Meine Damen und Herren! Wir alle sind lange genug im politischen Geschäft, um zu wissen, dass manchmal alles ganz anders kommt, als man denkt und plant. Und manchmal müssen Entscheidungen auch plötzlich und unerwartet getroffen werden. Vor solch einer Entscheidung stand ich vor wenigen Tagen, und mit dieser Entscheidung war dies heute meine letzte Plenartagung in diesem Hohen Hause, da ich schon in Kürze, Anfang September, eine neue Herausforderung annehme und in das Europäische Parlament einziehen werde.
Als Nachfolgerin von Prof. Dr.

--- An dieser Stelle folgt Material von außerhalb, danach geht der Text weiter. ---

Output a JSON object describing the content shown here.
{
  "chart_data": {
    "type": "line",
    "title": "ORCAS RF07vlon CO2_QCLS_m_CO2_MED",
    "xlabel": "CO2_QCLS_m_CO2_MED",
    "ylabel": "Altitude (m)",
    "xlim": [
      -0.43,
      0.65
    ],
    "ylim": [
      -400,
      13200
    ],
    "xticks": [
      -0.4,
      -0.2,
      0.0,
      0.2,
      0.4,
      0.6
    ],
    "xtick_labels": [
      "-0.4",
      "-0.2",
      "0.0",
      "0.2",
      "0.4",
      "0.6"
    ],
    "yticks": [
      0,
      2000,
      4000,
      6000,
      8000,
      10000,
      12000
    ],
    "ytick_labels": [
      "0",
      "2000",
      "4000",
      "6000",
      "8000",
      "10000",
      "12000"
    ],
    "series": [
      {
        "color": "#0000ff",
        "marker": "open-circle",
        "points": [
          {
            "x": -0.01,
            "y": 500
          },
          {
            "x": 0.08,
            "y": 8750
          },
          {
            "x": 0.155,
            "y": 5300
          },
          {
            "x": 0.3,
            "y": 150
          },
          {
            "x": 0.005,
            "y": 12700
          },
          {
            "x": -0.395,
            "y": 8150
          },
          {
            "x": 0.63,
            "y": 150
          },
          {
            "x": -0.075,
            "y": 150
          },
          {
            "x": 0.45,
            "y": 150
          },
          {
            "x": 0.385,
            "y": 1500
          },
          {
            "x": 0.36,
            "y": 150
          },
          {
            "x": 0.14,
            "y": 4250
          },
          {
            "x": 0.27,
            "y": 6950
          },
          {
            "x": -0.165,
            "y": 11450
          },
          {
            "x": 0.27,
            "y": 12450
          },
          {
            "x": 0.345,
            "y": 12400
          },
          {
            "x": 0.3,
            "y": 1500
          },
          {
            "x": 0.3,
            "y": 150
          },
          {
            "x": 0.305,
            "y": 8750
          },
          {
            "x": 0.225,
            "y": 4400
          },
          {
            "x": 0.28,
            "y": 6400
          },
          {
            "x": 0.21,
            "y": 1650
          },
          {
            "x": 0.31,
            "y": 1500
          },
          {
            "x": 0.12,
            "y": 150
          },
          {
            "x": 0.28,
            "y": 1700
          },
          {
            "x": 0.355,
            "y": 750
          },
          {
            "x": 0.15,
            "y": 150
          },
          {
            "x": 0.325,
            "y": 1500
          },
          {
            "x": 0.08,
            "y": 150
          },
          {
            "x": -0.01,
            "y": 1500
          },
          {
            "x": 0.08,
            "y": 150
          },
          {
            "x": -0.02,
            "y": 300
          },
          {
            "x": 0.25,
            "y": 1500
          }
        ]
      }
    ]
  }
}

Lothar Bisky, mit dem mich nicht nur politische Nähe, sondern auch eine langjährige persönliche Freundschaft verband, bin ich mir der Tragweite dieser neuen Aufgabe sehr bewusst und weiß um die Verantwortung, die ich damit übernehme.
Wenn ich also jetzt meine Koffer packe, so blicke ich natürlich zuallererst nach vorn und sehe mich als überzeugte Europäerin, wie Sie mich hoffentlich kennengelernt haben, in der Fortsetzung meiner bisherigen europapolitischen Arbeit hier in diesem Hause für eine bessere, vor allem sozial gerechtere und demokratischere Europäische Union der Bürgerinnen und Bürger. Das ist ein Ziel, für das wir auch hier im Abgeordnetenhaus gemeinsam gestritten haben und für das, wie ich glaube, eine große Mehrheit besteht. Ich kann also viele Erfahrungen mit nach Brüssel nehmen.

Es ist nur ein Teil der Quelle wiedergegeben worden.